Thème :
Économie
Les bûcherons, la crise et le « strake » du Clérion, en 1933
Marc Riopel, Ph.D. Histoire, À travers le temps enr., 16 septembre 2002
Les conditions de travail et de vie des bûcherons dans les chantiers forestiers du Témiscamingue évoluent très lentement au fil des ans. Ainsi, au milieu des années 1920, les conditions générales ressemblent étrangement à celles en vigueur 40 ans plus tôt, exception faite d’une augmentation des salaires. L’entrée en production du moulin de pâtes à papier, à Témiscaming, entraîne des changements importants. Par ailleurs, la crise économique de 1929 commande un recul des conditions de travail et des modifications importantes dans le mode de rémunération des bûcherons. En 1933, devant cette détérioration, des bûcherons lancent un mouvement de grève qui paralyse quelque temps les activités forestières. Cette grève, connue sous le nom anglais déformé de Strake du Clérion, est rapidement et durement réprimée. Toutefois, elle aura à long terme des retombées positives sur la condition des bûcherons.
L’entrée en production du moulin de pâtes à papier de la Riordon à Témiscaming amène de nombreux changements dans les forêts de la région. D’abord, la gestion des chantiers est confiée à des sous-traitants forestiers, communément appelés les jobbers. Également, la nature du travail dans les chantiers de billots d’épinettes diffère de celle des chantiers de bois d’œuvre. Les bûcherons travaillent désormais seul plutôt qu’en équipe. Par contre, dans l’ensemble, les bûcherons obtiennent des gains de salaires appréciables, au début du XXe siècle. Ainsi, en 1900, le salaire d’un bûcheron s’élève à 26 $ par mois. Durant l’hiver 1920-1921, le salaire mensuel varie de 75 à 150 $. Il baisse à 50 $ l’année suivante, remonte à 100 $ en moyenne en 1922-1923, se situe entre 35 et 75 $ en 1923-1924 et varie entre 50 et 60 $ jusqu’en 1929. Les sous-traitants paient alors les bûcherons à la journée.
Au début de 1928, une crise de surproduction éclate dans le secteur des pâtes et papiers, un an avant la crise économique générale. Cette année-là, les jobbers introduisent un nouveau mode de rémunération pour les bûcherons, le travail à la pièce. Ils veulent ainsi augmenter la productivité des travailleurs forestiers, jugée beaucoup trop basse. Seuls les excellents bûcherons tirent profit de ce mode de rémunération. En effet, ce système est peu rentable pour la majorité de ceux-ci, comme l’illustre cet exemple. En 1932, un bûcheron payé au rendement, ou à la pièce, reçoit le salaire brut de 32,50 $ par mois et en soustrayant sa pension de 15 $ par mois, l’outillage de 1 $ et la « va », ou les provisions, de 3 $, il lui reste 13,50 $ net par mois. Le bûcheron payé au mois reçoit 26 $ brut, moins l’outillage et la « van » ; il ne paie pas pension et son salaire net se situe à 22 $ par mois.

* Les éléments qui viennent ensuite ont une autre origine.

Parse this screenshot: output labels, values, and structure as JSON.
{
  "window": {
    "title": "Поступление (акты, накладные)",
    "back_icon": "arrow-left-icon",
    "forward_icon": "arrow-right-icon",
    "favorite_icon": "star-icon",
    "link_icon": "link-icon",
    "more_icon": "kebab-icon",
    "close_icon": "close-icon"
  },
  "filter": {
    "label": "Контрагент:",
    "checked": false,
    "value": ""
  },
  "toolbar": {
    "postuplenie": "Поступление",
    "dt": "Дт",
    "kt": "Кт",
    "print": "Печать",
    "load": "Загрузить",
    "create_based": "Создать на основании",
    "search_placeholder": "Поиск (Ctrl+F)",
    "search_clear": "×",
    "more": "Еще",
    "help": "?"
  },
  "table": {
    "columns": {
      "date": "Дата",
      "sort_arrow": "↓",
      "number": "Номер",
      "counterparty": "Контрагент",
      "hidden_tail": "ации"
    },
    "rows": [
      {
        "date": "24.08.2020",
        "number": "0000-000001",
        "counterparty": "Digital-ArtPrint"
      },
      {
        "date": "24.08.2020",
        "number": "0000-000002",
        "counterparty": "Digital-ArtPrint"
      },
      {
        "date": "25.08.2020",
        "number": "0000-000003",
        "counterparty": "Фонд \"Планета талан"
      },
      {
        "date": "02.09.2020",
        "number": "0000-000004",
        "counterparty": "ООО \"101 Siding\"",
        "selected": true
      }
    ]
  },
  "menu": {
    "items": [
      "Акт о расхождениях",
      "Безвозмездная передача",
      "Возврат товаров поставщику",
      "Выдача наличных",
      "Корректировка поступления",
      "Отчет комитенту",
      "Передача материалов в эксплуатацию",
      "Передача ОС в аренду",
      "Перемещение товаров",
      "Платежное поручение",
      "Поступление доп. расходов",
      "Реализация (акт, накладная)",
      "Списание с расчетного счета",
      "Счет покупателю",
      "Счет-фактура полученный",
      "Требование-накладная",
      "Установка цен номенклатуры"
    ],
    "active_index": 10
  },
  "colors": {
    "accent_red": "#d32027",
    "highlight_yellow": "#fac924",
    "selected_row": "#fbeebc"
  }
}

En 1933, la situation est à son pire. À cette époque, 47 sous-traitants forestiers dirigent des chantiers pour la CIP. On compte 17 camps et 700 bûcherons dans le secteur de la rivière Clérion, au nord du lac Simard, et 30 camps et 2 000 bûcherons près de Cléricy. Devant la baisse des salaires et des conditions de travail, les bûcherons se réunissent et déclenchent une grève, le 27 novembre 1933, dans les chantiers du secteur de la rivière Clérion. Les bûcherons du Témiscamingue revendiquent sur trois points : 1– une augmentation de salaire de 26 $ à 35 $ par mois pour ceux qui travaillent à la journée et de 2 ¢ à 3 1/2 ¢ du billot pour les travailleurs à la pièce ; 2– l’amélioration des conditions de vie, notamment une meilleure nourriture, une diminution du coût de la pension, un éclairage suffisant, etc. ; 3– la signature d’un contrat de travail entre les jobbers et les employés.
Ces revendications sont d’abord formulées dans le chantier de l’entrepreneur Raoul Turpin. Celui-ci compte en majorité des bûcherons-voyageurs et des travailleurs immigrants. Des organisateurs syndicaux, trois hommes et une femme venus des chantiers forestiers du nord-est ontarien, favorisent la mobilisation des bûcherons qui décident d’effectuer une tournée des chantiers afin de convaincre leurs confrères d’imiter leur geste et de se rendre protester à Rouyn-Noranda, où sont situés les bureaux de la CIP. Le groupe de bûcherons se déplace d’un chantier à l’autre pendant la nuit. Le jour, on discute de la situation et de l’obligation de faire la grève pour améliorer les conditions de vie et de travail. Le groupe des grévistes grossit et réussit à fermer tous les chantiers du secteur de la rivière Clérion. Ainsi, environ 400 bûcherons se rendent à Rouyn-Noranda, situé à environ 50 kilomètres de là.
La CIP résiste aux pressions et s’adjoint la police et le gouvernement pour briser cette grève. La CIP décide d’ouvrir de nouveau ses chantiers du Clérion et de Cléricy. En riposte, les bûcherons dressent une ligne de piquetage à Rouyn-Noranda pour bloquer l’accès à la forêt aux sous-traitants forestiers et aux bûcherons désireux de retourner au travail. À quelques reprises, la CIP, via la police, demande aux grévistes de cesser leur piquetage, mais en vain. Finalement, les policiers brisent la ligne de piquetage avec des gaz lacrymogènes et à coups de bâtons. Ils procèdent également à l’arrestation de plusieurs grévistes. Le travail dans les chantiers reprend à compter de janvier 1934, aux mêmes conditions qu’avant la grève.
Les répercussions positives de cette grève se font sentir les années suivantes. Le gouvernement du Québec met sur pied deux commissions d’enquête sur les conditions de vie et de travail des bûcherons. À la suite de leurs rapports, le gouvernement établit, en 1935, le salaire minimum à 37 $ par mois de 26 jours d’ouvrage. Il fixe également des normes minimales d’hygiène dans les chantiers forestiers. Par ailleurs, une association des bûcherons voit le jour sous l’égide de l’Union catholique des cultivateurs.
Bibliographie :
Catta, Jean-Michel. La grève des bûcherons de Rouyn, 1933. Rouyn, Cahiers du département d’histoire et de géographie, 1985. 75 p., Collection Travaux de recherche no 12.
Gourd, Benoît-Beaudry. Angliers et le T.E. Draper. Rouyn, Collège de l’Abitibi-Témiscamingue, 1983. 95 p. Collection Travaux de recherche no 5.
Gouvernement du Québec. Rapport d’enquête concernant les salaires des ouvriers forestiers. Québec, Documents de la Session, LXVIII, 90, 1935. 42 p.
Riopel, Marc. Les bûcherons et l’exploitation forestière au Témiscamingue, 1930-1940. Entrevues orales réalisées à l’hiver 1984.